La nave è la casa dei marinai. Essi appartengono a quella ristretta cerchia di persone che, pur essendo sempre in movimento, hanno la casa sempre con se. Come i rom e i circensi.
Dopo sei giorni di mare ecco profilarsi all’orizzonte l’arcipelago delle Azzorre, situate in pieno oceano. È la consueta tappa tecnica, nel porto della splendida Punta Delgada, prima del grande balzo verso gli USA, verso la “Grande Mela”, verso la città che incarna la grande miscellanea del genere umano.
Si riprese il mare. Il cacciatorpediniere S. Giorgio ondeggiava dolcemente cullando i sogni degli allievi e dei marinai più giovani, impazienti di scoprire il Nuovo Mondo.
Dopo qualche giorno, in una mattina brumosa, all’orizzonte si stagliò la sagoma di una grande nave che navigava veloce. Si avvicinò, ora si vedeva bene: i caratteristici fumaioli a traliccio chiarirono che si trattava della Raffaello, il transatlantico che, assieme alla gemella Michelangelo, faceva sevizio regolare tra l’Italia e New York.

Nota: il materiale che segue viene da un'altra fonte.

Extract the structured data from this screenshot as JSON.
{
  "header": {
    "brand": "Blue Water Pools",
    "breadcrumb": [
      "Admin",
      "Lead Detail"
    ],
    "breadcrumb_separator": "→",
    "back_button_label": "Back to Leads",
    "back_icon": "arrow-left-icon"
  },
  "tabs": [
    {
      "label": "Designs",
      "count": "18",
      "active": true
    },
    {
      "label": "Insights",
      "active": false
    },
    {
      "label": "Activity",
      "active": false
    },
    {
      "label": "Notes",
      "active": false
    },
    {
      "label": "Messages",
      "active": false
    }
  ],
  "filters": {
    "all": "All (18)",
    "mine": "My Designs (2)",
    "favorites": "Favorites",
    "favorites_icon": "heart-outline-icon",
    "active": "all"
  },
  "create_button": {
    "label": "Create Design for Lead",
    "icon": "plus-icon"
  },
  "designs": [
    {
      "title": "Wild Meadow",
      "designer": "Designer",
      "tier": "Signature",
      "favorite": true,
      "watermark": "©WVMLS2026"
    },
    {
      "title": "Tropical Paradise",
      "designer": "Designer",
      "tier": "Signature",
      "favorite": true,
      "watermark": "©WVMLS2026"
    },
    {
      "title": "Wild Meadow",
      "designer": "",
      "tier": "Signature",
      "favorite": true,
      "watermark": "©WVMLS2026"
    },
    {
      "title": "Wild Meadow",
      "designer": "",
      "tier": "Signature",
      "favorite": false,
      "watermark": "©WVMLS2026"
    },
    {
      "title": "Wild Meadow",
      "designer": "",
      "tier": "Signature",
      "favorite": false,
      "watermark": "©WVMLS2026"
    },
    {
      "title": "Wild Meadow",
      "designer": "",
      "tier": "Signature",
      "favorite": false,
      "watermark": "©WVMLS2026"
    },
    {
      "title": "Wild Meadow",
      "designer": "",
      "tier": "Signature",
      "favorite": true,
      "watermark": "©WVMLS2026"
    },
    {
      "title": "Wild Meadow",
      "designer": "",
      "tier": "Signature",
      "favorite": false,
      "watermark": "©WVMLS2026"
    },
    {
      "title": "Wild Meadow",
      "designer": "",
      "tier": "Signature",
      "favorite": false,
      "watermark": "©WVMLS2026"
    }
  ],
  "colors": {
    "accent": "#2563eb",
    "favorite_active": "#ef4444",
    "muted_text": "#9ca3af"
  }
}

Alcuni colpi di sirena furono il saluto che le due navi si scambiarono. La Raffaello doppiò il S. Giorgio e sparì nella nebbia.
Le sorprese non erano finite. Un motore della motrice di prora faceva dei capricci che non compromettevano il funzionamento. Capo Ruppi disse: “Però, appena arriviamo dobbiamo provvedere alla riparazione. Non possiamo rischiare. È una di quelle maledette cannole”.
Al settimo giorno, a metà mattina, all’orizzonte apparve la costa degli Stati Uniti. La baia di New York si aprì davanti a noi. Passammo sotto il ponte sospeso “Da Verazzano”, la porta della città.
A dritta, guai a dire destra, intanto sfilava il simbolo degli USA: la statua della Libertà.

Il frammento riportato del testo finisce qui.